My generation was taught (bashed actually) Latin ‘roots’ with accompanying prefixes and suffixes at primary school. As I understand it, the aim was to create a basic understanding of a key formative influence in the English language and to enable us to ‘crack the code’ when encountering new words for our vocabulary. Frankly, I think it worked though I probably didn’t appreciate it too much at the time. Similarly, in order to matriculate to University at that time, four years of Latin at High School was required. I must confess that not too much detail from that time has remained with me. However, again, I think that the time spent sharpened those ‘word attack’ skills as well as introducing me to a culture that was foundational to an understanding of the world in which I found myself.
It is undeniable that specialist environments continue to use language heavily related to Latin especially Anatomy and Physiology, Law and the taxonomic aspects of science though I don’t know how students handle that problem nowadays. In the not too distant past I helped a nursing student who was grappling with anatomy which I have never studied. I was intrigued as to how what little Latin remains to me was of assistance in understanding the terminology. My GP diagnosed a skin cancer of mine as a keratoancanthoma but had no idea of the derivation of term (‘acanthus’ as in the leaf of the plant name for the bear’s paw it resembled as well as the cell type).
However, apart from such arcane references, Jones goes to considerable lengths to trace the origins of Latin (less so Greek) and other languages in forming the terminology and structures that inform practically all aspects of our life and which continue to evolve. This might all sound rather remote but Jones’ incredible depth of knowledge on this topic shines through in an informative and enlightening manner.
This is not a book I could recommend for reading through completely and directly. Rather it is a resource that can be accessed by topic area and then left for visiting other areas as the mood, or need, arises. It rewards browsing over a period of time and can be very rewarding often in ways of which I was quite innocent.
Jones is but one year younger than me and thus was touched deeply by similar educational and cultural experiences. An MBE, Peter Jones has a Cambridge Classics doctorate on Homer. Don’t let that put you off as an ivory-tower isolate.

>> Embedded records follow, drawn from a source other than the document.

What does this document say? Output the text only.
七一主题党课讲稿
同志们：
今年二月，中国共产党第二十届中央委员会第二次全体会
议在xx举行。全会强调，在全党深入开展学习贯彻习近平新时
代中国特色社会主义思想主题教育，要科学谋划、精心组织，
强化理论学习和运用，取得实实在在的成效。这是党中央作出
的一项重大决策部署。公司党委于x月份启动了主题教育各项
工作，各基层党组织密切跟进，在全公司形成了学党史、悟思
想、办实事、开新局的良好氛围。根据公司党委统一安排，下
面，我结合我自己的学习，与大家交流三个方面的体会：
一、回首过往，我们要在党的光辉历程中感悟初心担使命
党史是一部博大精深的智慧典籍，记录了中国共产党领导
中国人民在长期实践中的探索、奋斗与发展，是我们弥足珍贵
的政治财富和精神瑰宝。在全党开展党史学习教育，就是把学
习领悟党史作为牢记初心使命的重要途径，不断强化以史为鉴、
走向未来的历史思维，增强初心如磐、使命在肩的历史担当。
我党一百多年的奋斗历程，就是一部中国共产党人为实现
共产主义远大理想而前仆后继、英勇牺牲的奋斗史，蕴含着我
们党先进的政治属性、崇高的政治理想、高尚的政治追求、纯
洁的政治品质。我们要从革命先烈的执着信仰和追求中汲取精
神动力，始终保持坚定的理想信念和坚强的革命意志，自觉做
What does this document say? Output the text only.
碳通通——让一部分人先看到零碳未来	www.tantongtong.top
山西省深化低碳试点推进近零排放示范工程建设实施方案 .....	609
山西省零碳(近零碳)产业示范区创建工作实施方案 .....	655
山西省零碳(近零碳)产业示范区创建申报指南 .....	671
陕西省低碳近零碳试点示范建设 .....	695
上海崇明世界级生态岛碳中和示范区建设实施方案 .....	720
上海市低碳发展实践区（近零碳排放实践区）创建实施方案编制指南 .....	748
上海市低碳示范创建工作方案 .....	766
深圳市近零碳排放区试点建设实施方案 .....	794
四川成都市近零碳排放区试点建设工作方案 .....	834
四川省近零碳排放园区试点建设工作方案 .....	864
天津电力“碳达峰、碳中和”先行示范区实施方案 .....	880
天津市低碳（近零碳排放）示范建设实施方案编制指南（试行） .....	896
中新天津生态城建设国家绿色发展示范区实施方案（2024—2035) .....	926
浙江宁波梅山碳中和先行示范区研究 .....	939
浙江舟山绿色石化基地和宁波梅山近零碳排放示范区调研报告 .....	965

He has been very successful in popularizing classic languages and literature (Q.E.D. and ‘Eureka’ for the Daily Telegraph), politics (‘Vote for Caesar’) and generally attuning the contemporary world to the ever-evolving contributions of the classic world, its tongues and their derivatives.
Some people will happily reject this book out of hand. Certainly a good friend of mine who regards my occasional excursions into Latin references as the acme of tiresomeness and boredom will not be a candidate (pace Gary). However, to be picked up and used as something to be dipped into, Jones serves us well.